Sunday, January 17, 2016

Sixteen Sweet Pages

Saturday Leftover Day.

Followers of this blog know of my love for Milt Caniff inspired artists. There are many, some of which actually worked as Caniff's assistants and kept on the style, such as Ray Bailey and Charles Raab. Bailey created his own newspaper strips Bruce Gentry and Tom Corbett, which I have shown here and went into comics after that. Charles Raab took over Patsy in Hollywood from Mel Graff and notoriously was helped by Noel Sickles on some of his run. Sickles involvement in the strip has even cast some doubt as to the true takents of Raab, with some people saying he was not a great artist at all, just a patsy (pun not intended but gladly accepted). Curious what the talent of Raab was, I looked up some of his comic book work and was unimpressed. What I saw of his work looked rushed and lacked the lush look of the Caniff style.
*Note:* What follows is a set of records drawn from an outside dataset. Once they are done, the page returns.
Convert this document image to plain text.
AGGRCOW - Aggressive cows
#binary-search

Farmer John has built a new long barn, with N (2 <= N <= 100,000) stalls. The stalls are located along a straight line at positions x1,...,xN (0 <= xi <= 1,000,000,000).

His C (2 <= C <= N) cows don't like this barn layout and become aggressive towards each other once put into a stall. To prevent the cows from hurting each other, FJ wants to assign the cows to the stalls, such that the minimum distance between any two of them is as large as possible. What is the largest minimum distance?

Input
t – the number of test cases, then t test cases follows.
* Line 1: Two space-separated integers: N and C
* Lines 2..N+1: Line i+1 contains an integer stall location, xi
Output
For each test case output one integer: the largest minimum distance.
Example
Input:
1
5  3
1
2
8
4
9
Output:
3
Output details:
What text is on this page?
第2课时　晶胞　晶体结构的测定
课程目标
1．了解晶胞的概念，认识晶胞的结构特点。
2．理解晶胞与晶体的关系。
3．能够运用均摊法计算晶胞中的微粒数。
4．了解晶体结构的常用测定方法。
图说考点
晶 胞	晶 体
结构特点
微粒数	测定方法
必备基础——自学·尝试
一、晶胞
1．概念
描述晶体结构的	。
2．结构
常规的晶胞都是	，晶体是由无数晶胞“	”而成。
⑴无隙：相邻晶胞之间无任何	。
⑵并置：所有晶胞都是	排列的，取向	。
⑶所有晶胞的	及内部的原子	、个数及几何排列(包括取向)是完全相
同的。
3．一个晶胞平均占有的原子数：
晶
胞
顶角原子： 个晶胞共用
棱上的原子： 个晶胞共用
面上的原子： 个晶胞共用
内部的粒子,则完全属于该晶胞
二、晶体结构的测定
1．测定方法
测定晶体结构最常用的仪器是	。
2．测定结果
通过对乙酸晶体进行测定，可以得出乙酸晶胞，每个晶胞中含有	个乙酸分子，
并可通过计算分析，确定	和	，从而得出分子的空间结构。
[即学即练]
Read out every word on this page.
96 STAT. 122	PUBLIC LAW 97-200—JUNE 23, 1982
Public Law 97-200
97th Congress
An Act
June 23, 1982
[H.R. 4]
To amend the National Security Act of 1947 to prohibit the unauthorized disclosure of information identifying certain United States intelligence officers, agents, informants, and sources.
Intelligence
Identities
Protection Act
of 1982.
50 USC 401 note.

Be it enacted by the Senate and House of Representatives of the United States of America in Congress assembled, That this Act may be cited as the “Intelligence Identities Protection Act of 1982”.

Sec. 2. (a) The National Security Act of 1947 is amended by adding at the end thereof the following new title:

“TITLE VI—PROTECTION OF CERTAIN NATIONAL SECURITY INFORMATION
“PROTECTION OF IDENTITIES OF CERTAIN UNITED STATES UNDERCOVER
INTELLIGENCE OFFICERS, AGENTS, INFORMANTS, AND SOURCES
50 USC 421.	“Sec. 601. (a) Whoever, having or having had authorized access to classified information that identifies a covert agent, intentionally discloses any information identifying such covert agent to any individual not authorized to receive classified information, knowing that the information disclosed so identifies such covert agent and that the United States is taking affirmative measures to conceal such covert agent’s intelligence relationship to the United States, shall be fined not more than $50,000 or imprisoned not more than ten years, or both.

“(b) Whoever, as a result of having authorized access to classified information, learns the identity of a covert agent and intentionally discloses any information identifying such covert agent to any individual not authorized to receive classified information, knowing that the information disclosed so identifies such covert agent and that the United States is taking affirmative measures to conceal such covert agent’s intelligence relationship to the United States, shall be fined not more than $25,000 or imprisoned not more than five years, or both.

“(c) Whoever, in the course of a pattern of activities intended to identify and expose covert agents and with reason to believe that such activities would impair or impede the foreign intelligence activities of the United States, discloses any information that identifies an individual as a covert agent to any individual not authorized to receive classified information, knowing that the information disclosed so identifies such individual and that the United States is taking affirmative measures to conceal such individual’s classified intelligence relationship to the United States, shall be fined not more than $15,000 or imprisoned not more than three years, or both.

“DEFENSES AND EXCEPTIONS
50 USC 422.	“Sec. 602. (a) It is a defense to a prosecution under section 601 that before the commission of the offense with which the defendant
But this week, a new issue of Toby Press' Sweet Sixteen was shared at the digital comic book museum and in it I found this adventure strip, called Dorothy Dare, a sort of grown-up version of Patsy, now working as a stuntgirl in movies. Although it is unsigned this seems to me to be the work of Raab, wich many of the figures and the staging similar to those in Patsy. Only four of the ten issues of Sweet Sixteen have been collected at the DCM, but I will be on the lookout for more.